Consumers are increasingly demanding food and beverage products made with specific ingredients, compelling the industry to take a more proactive approach in launching new or reformulated offerings. This presents manufacturers with a lucrative opportunity to enhance sales if they manage to meet consumer expectations effectively, executives from General Mills and J.M. Smucker shared with Food Dive. As the industry experiences slower growth, which has led many established companies to seek acquisitions to boost sales, officials from these companies noted that one of their main challenges is adapting to the rapidly changing and often unpredictable preferences of consumers. Currently, the trends are quite evident and consistent: a demand for more proteins, whole grains, and organic products, alongside a reduction in artificial ingredients, trans fats, salt, and sugar.

“The challenge lies in the rapidly changing consumer values and interests regarding food,” said Ken Powell, CEO of General Mills, in an interview with Food Dive. “We must act faster, but when we succeed, we are rewarded. This truly presents an opportunity for us, as getting it right leads to business growth.” General Mills, known for its Progresso soup, Pillsbury dough, and Cheerios, has experienced declining sales in certain key areas, particularly in yogurt, where Chobani has recently surpassed Yoplait, a long-standing leader in the segment, to become the largest brand in the U.S. market.
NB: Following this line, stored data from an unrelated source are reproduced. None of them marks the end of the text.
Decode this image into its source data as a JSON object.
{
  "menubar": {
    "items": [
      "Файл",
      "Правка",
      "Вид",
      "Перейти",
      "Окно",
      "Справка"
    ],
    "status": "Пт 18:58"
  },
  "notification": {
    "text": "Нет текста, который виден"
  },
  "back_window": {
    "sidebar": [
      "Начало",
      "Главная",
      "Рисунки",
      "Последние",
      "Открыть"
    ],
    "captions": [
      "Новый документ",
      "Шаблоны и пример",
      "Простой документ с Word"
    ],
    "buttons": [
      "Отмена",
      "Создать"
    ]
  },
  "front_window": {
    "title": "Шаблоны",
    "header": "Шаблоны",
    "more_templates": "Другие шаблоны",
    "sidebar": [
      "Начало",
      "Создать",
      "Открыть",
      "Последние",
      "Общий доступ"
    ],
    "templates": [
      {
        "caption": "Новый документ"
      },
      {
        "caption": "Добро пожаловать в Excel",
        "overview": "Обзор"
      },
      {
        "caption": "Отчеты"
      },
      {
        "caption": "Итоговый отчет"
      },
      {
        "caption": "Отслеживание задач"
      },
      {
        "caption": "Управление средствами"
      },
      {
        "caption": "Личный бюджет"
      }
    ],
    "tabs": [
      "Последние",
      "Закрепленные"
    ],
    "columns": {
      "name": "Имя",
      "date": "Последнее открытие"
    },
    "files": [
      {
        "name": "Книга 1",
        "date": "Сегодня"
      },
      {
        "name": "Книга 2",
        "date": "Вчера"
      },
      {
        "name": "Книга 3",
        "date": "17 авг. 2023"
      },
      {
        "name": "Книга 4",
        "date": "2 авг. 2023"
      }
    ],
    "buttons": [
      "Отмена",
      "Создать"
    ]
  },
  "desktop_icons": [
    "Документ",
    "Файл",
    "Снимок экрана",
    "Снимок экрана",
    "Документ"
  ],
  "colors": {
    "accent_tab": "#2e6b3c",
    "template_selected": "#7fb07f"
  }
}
With yogurt accounting for approximately 13% of its sales, General Mills is committed to revitalizing 60% of its yogurt business by introducing new Greek varieties, flavors, and organic options under the Annie’s and Liberté brands. The 151-year-old Minnesota company has also removed artificial flavors and colors from some of its cereals, a move that has resonated well with consumers, though it has not been sufficient to reverse the 3% decline in U.S. retail cereal sales during the most recent quarter. Powell additionally mentioned that the company is focusing on removing gluten from its products to cater to consumers who are avoiding it. “These initiatives have been very positive for us. Consumers express their needs clearly, and we strive to seize the opportunities where we see growth,” Powell remarked during a panel discussing the food and beverage industry’s impact on the U.S. economy. “And let’s not forget, it better taste good because that’s still essential. As our nutritionists remind us, it’s only nutritious if you actually consume it.”

Richard Smucker, chairman of J.M. Smucker, expressed to Food Dive that keeping up with consumer trends is challenging due to their frequent changes, making it tough to distinguish between passing fads and trends that warrant significant investment. Smucker noted that the food manufacturer, known for its jellies, Crisco, and Folgers coffee, has benefited from the emergence of smaller, more agile companies. This kind of disruption is increasingly prevalent across the food industry, as legacy brands are losing market share to trendy newcomers. For instance, Special K bars have seen sales decline by 39% since 2011, while Kind Bars have captured 10% of the market in just five years. Smaller companies have successfully disrupted established brands by embracing contemporary flavor trends, utilizing better ingredients, and focusing on mission-driven brands with niche offerings. In many instances, larger brands have found it more efficient and cost-effective to acquire these upstarts to catch up. For example, General Mills acquired Annie’s, which offers mac and cheese, cereal, and yogurt lines, for $820 million three years ago.

In 2011, Smucker, the largest coffee producer in the U.S., acquired Café Bustelo, a coffee brand popular among millennials. Founded in 1897, Smucker remarked that even as younger coffee drinkers gravitate toward brands perceived as more trendy, this movement helps raise awareness about the benefits of coffee, ultimately benefiting the broader beverage industry and enhancing the visibility of Smucker’s own brands. “Having startups and smaller companies in the industry is beneficial, even for the larger players, because by observing their actions, we can learn as well,” Smucker stated. “We don’t invent everything ourselves. In fact, if they excel at something, we might even consider acquiring them.”

Additionally, as consumers seek more health-conscious options, like pure encapsulations calcium magnesium citrate, manufacturers are encouraged to innovate and align with these evolving preferences to capture market share effectively.